Bizim evdeydik. Sarp babamın kütüphanesinde aradığı Latince kitapları bulmaya çalışıyordu, bense durgun hâlini gidermek için çırpınıyordum.

Sarp ve durgunluk, dudaklarımı sarkıtıp evrene küsebileceğim ender konulardan biri.

Evlilik meselesindeki sessizlik onu geriyordu. Birkaç gün sonra Leman Teyzeler Muğla'ya dönecekti ama kimse düğünden bahsetmiyordu. Sarp Derya'yla bu konuyu konuşmayı artık reddediyordu ve herkes benim bu konudan uzak durmamı istiyordu. Şimdiye kadar onları dinlemiştim ve benim coşkulu Sarp'ım sabahın 9'unda karşımda kahvaltı etmeyi bile erteleyip kendini çalışmaya vermiş bir hâlde duruyordu. Babamsı özellikleri aktive olmuştu. Bence yeterdi.

Oturduğum masada ayaklarımı oynatıp güldüm. "Kamu spotu çekin. Ben seve seve oynarım. Emir oynamayabilir gerçi." Başımı yana eğip parmaklarımla çenemde ritim tuttum. "Oynamasın, daha iyi. Gözleri mavi ya, nazar değer ona hemen zaten."

Sarp geniş bir kahkaha attığında içime sular serpildi.

"Mavi göz nazar değdirmiyor muydu ya?"

Geçen günlerde Emir ve Sarp'ın arası düzelmişti. Arada Sarp tüm Sarplığıyla Emir'e laf çarpıyordu tabii ama Emir sonsuz kabullenişle gülümsüyordu sadece.

Gözlerimi irice açıp bana dudak bükerek bakan Sarp'a döndüm. "Emir'in birine nazar değdirebileceğine inanıyor musun sen? Balık o!" Gözlerimi kısıp elimi kalbimin üstüne koydum abartıyla. "Ayrıca, teessüf ederim, şu dünyada Emir'den daha güzel gözlü biri var mı ki benim sevgilimin aklı kalsın?"

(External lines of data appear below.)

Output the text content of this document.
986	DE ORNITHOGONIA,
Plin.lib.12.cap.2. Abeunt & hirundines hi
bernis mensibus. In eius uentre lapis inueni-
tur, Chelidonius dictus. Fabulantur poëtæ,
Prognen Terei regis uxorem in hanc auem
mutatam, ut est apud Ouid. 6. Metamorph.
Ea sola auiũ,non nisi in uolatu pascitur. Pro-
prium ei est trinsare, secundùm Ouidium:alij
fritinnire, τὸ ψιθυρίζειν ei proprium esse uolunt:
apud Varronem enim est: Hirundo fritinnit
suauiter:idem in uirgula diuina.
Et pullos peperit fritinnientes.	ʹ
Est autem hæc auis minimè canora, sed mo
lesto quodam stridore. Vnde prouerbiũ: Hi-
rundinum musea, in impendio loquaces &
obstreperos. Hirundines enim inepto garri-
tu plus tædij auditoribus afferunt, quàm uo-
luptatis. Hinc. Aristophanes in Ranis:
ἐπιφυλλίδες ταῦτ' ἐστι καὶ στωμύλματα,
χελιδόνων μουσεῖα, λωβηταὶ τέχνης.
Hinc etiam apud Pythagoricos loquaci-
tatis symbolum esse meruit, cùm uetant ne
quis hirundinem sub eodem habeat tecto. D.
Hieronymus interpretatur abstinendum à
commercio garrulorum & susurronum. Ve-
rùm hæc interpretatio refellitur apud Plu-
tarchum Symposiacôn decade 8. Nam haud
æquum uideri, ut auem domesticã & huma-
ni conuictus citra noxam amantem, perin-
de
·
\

Birden yüzü düştüğünde sözlerimi yeniden düşünüp telaşla yanlış aradım. Ah, ne demiştim acaba?

"Var" dedi Sarp kitapları sakince üst üste dizerken. "Derya."

Ah.

Yutkunup hiçbir şey olmamış gibi konuşmaya devam ettim. "Yalnız en güzel gözleri bizim ailenin gen havuzuna aldık, stratejik oynayıp yeni nesli hem güzel hem akıllı yapacağız. Bu fikri kesin babamdan almışızdır"

Sarp elindeki kitapları oturduğum masaya bırakıp burnumun ucuna vurdu. "Okulun yok mu senin ceviz içi? Sabah sabah sudoku gibi zihin egzersizi yaptırdın ya!"

"Açım da ondan."

Gülerek "Kütüphaneye değil mutfağa gidecektin, ilk adımın hatalı" dediğinde ona dil çıkardım.

"Sen yemezsen ben de yemeyeceğim mecburen." Gözlerimi tavana dikip iç geçirdim. "Midem karnıma yapışır belki... Ispanaklı börek de yapmışlardı bugün Roza seviyor diye..."

Küçükken ben babama kızıp yemek yemeyi reddedince Sarp da 'Alin yokken yemek sıkıcı' diye sofraya oturmazdı. Birimiz yemezse diğeri de yemezdi, protestomuz daima öteki tarafından destek görürdü. Ona gönderme yapıyordum. Ben senin yanındayım ve bu işi çözeceğim diyordum alttan alttan, böylece babam 'Haber vermeden adım atman çok yanlıştı Alin' diye kızamayacaktı. Değil mi?

"Alin sen ıspanaklı börek sevmezsin ki?"

"Evet ama olağanüstü bir durum var sofrada yani. Benim sevmediğim bir şey piştiği için kesin çok sevdiğim bir şey daha yapılmıştır telafi amaçlı."